December 23 - just two days out from Christmas - is move date, when she must leave a current two-bedroom home provided by her employer. Her contract was terminated due to medical incapacity.

Long Covid meant she was unable to do her contractual minimum 24 hours, and her employer "can't continue to support the reduced hours", Ms Lemon says.

She'd been working in the job for 10 years, and living in her current property for three of them. Ms Lemon first started experiencing symptoms of Long Covid after contracting the virus for the second time in six months back in July 2022.

Numerous doctor appointments, a smorgasbord of symptoms and six months later, Ms Lemon was diagnosed with Long Covid in January this year.

She's now accepted that contracting Long Covid was not her fault, but it's a "debilitating" illness and makes it hard for her to get through the day.

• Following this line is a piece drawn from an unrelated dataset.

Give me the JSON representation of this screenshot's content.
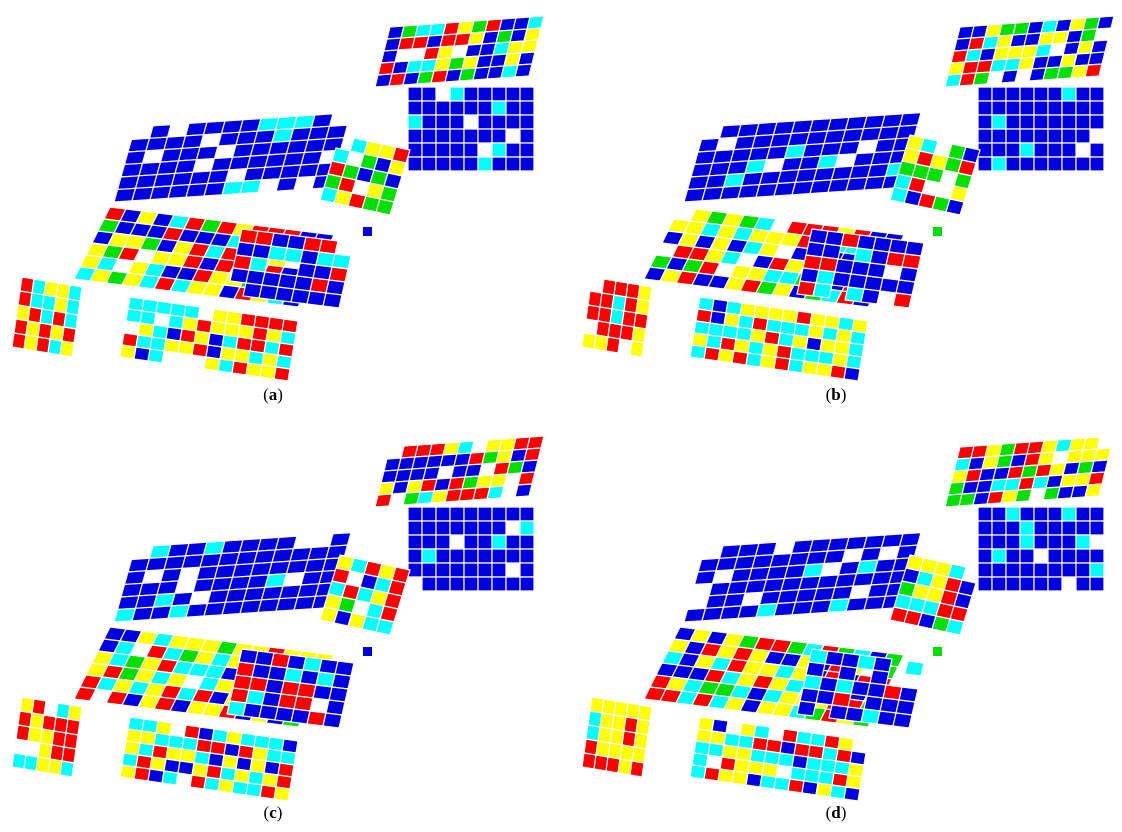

In the earlier days of living with Long Covid, Ms Lemon could not remember her name or her PIN number, she describes physically feeling like her bones were made out of metal.

The doctors instructed her to rest, but that's hard to do whilst still being a mum and working enough to cover living costs.

"I need to work to survive, what is the solution? I'm priced out of Queenstown housing and now facing a lower income."

Ms Lemon's life is in limbo until she fully recovers, but due to the newness of the illness, no medical professional can tell her when that will be.

There's limited accommodation in Queenstown for her demographic, after searching TradeMe, Bayleys and Harcourts there's only one two-bedroom available, valued at $690 a week.

Ms Lemon says there's no plan after December 23, other than going into emergency housing with Ministry of Social Development (MSD) that runs for seven days at a time, and going to the Salvation Army for food support - something, she's never done before.

She's also looking for accommodation outside of Queenstown.

"I don't want Summer's life to be emergency housing."

A support network of friends have stepped in to help by dropping off meals.

But not everyone has taken her illness seriously, with some friends telling her "a night out will fix it", and other family members saying "just go to work".

There's no government support either; Ms Lemon says ACC, Work and Income, and MSD doesn't offer any specific support for Long Covid.

Ms Lemon got in touch with Mana Tāhuna's social services team, who were able to help her obtain an emergency housing voucher through MSD.

Mana Tāhuna chief executive Mike Rewi says they are seeing a lot of young families, those not suited to flatting or house sharing, being priced out of the local market and requesting support.

"We are dealing with whānau that can’t even get into rental homes, which creates tough conversations around them staying in Tāhuna."

Mr Rewi says first-home buying is really unaffordable in Queenstown, even in “special housing areas”.

"Unless you're up for flatmates", renting in Queenstown isn't affordable for those who aren't working full-time or on a high income, Mr Rewi says.

"If our lower socio-economic demographic can get into homes, it then becomes trying to keep the lights on and families fed."